Accusing Amazon of Antitrust Violations, Authors and Booksellers Demand Inquiry. Five years after Amazon asked antitrust regulators to investigate leading publishers, groups representing thousands of authors, agents and independent booksellers are asking the United States Department of Justice to examine Amazon for antitrust violations. The Authors Guild, the American Booksellers Association, the Association of Authors’ Representatives and Authors United said in letters and statements to the Justice Department that “Amazon has used its dominance in ways that we believe harm the interests of America’s readers, impoverish the book industry as a whole, damage the careers of (and generate fear among) many authors, and impede the free flow of ideas in our society.”
U.S. consumer groups oppose Teva bid for generic drug rival Mylan. A proposed merger of the two largest U.S. generic drug makers is drawing fire from Consumers Union and seven other groups, who are asking antitrust enforcers to stop Teva Pharmaceutical Industries Ltd’s proposal to purchase Mylan NV, saying it would lead to higher prices and more drug shortages. Although there is no deal yet, the groups are concerned about recent takeover efforts. In their letter to Federal Trade Commission Chairwoman Edith Ramirez, the groups urged the FTC to look at more than just overlapping drugs made by both companies, to determine if a merger of drug makers is legal.

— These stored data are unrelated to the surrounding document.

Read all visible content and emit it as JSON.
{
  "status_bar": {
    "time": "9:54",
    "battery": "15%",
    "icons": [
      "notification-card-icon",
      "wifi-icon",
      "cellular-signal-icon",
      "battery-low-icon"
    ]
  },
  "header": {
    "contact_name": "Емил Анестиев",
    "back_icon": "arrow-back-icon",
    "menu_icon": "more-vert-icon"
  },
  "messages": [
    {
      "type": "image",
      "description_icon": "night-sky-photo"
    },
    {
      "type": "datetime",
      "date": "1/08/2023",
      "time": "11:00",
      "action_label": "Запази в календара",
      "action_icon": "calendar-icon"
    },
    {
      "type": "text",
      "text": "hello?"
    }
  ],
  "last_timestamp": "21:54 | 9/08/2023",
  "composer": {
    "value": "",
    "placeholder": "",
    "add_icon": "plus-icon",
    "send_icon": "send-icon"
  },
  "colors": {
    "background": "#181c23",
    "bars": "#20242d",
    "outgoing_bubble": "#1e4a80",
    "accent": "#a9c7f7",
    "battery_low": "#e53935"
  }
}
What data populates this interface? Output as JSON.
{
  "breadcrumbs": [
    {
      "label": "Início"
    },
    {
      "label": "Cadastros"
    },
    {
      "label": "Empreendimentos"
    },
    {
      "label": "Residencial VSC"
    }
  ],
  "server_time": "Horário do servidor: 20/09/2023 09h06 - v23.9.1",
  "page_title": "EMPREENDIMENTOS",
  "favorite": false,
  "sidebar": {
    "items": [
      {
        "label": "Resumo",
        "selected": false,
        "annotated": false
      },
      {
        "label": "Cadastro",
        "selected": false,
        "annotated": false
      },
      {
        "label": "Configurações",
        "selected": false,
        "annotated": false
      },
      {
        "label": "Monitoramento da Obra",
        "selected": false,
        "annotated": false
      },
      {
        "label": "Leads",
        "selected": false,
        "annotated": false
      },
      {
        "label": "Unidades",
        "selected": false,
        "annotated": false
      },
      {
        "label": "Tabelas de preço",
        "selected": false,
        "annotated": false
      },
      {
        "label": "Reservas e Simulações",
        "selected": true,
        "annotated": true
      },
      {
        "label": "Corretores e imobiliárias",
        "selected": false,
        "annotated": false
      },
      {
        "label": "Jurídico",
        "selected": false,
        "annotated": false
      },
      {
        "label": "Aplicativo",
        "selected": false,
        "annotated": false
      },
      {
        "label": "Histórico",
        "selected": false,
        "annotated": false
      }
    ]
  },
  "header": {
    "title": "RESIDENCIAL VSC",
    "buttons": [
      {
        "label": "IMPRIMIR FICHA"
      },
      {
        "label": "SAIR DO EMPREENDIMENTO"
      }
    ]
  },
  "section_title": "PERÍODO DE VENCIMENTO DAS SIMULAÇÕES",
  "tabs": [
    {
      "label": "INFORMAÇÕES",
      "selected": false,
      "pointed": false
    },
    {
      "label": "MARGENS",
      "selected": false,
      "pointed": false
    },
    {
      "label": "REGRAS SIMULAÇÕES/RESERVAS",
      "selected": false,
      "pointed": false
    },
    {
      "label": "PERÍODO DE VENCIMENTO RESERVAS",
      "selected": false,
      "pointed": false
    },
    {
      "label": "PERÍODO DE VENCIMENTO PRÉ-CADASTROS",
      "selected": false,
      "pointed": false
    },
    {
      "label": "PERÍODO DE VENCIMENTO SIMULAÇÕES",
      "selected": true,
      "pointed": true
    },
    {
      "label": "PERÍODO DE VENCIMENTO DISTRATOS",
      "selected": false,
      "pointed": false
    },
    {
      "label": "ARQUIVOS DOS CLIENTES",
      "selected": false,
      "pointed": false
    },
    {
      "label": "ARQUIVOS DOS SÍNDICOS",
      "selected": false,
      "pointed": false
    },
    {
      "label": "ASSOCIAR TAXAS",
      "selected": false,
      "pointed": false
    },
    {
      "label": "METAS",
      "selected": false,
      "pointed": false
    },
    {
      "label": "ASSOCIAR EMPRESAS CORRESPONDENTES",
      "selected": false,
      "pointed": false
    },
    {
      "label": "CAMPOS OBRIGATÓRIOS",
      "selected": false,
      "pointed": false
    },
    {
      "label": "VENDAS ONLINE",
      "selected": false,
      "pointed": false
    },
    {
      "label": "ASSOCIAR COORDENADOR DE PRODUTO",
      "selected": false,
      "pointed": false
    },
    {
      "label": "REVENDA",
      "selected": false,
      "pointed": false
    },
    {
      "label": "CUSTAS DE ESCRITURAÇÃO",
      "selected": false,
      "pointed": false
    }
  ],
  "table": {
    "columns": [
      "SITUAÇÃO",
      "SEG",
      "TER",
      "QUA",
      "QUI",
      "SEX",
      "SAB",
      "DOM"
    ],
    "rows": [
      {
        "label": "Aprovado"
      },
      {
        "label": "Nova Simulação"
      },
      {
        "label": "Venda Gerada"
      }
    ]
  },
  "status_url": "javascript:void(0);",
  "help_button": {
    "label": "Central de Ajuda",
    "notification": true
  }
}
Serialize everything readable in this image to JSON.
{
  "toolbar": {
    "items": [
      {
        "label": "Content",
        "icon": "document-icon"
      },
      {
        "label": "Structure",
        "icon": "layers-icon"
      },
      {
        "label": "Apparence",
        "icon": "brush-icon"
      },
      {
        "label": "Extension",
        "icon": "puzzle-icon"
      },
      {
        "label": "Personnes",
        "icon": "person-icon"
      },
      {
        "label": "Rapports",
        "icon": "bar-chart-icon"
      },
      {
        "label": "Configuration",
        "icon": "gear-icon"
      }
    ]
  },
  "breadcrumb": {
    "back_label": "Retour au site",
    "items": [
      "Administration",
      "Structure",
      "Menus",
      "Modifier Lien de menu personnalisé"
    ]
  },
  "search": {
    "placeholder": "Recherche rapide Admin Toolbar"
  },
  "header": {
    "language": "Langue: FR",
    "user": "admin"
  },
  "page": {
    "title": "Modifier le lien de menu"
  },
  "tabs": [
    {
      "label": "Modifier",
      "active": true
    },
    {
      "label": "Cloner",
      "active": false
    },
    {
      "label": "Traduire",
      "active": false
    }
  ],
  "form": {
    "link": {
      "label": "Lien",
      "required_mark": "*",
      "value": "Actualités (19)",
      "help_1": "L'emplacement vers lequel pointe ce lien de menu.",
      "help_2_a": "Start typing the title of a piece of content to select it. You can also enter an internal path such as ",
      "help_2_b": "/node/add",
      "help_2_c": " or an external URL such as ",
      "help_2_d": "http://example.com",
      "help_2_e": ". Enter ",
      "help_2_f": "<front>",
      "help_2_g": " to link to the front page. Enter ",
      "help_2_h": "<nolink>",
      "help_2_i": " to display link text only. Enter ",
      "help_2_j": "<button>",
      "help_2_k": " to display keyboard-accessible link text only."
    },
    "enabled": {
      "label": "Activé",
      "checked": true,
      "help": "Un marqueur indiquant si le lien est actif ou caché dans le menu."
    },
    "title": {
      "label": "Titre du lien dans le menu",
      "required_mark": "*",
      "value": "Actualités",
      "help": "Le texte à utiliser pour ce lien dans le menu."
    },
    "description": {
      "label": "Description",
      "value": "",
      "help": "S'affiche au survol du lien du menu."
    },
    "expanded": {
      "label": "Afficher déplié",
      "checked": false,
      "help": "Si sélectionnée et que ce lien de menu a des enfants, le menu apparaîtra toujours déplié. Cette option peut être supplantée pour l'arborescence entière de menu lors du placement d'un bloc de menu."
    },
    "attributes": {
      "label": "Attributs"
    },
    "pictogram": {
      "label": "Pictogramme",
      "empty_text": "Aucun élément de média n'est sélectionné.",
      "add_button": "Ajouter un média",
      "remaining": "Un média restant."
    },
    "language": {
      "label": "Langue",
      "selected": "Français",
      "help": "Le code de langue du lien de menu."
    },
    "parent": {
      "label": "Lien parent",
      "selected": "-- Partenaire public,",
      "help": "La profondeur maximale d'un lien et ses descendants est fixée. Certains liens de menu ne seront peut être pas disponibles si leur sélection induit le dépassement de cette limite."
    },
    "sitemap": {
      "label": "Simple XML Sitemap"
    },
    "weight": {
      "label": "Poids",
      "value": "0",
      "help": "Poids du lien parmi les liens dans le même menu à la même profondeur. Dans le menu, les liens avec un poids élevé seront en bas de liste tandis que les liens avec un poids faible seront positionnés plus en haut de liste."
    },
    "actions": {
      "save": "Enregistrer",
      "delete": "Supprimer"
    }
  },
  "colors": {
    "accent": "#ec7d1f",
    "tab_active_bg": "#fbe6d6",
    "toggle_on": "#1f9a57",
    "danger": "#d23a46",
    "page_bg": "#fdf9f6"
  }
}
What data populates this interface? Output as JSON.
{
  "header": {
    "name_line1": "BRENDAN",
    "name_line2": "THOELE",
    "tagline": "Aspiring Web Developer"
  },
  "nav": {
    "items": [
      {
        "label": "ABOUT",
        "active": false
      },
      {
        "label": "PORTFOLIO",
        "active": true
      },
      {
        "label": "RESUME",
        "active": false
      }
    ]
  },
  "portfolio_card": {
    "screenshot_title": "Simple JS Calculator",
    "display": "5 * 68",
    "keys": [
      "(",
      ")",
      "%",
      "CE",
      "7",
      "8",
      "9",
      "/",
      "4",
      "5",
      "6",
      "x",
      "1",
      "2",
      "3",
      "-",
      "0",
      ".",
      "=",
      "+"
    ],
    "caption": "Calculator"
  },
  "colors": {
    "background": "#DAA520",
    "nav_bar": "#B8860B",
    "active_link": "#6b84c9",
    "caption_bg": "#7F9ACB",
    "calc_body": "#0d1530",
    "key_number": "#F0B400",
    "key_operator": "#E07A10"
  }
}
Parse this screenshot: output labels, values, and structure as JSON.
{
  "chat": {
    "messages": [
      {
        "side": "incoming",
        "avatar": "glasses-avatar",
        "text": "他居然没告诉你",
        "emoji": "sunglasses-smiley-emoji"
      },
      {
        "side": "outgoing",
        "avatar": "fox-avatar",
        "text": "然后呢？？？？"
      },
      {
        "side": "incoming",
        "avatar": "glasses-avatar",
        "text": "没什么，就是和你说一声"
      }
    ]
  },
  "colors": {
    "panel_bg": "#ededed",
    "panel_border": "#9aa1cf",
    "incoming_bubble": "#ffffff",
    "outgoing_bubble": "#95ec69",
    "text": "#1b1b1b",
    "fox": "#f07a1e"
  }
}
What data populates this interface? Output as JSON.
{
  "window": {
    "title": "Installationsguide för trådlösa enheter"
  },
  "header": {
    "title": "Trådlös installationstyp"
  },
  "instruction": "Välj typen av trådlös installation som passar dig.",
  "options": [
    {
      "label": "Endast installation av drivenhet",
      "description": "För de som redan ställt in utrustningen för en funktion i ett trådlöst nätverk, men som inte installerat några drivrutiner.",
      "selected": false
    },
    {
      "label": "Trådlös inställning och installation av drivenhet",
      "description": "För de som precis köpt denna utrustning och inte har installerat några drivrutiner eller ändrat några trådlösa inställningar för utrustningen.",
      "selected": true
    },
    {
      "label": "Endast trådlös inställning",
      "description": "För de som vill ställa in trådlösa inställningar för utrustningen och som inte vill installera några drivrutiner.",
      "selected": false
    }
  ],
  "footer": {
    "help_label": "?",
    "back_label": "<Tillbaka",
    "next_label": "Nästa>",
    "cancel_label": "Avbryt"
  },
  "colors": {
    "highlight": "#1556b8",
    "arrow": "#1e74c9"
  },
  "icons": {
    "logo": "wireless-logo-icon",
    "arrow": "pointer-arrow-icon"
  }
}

BRF, Vantage file antitrust suit against Willis-Knighton. Biomedical Research Foundation and Louisiana insurer Vantage Health Plan are predicting “catastrophic” consequences to health care in northern Louisiana if Willis-Knighton Health System is allowed to strengthen what BRF and Vantage say is already a monopoly. BRF and Vantage have filed an antitrust lawsuit in federal court to block what they allege is an anticompetitive scheme by Willis-Knighton Health System to steal commercially insured patients in Louisiana.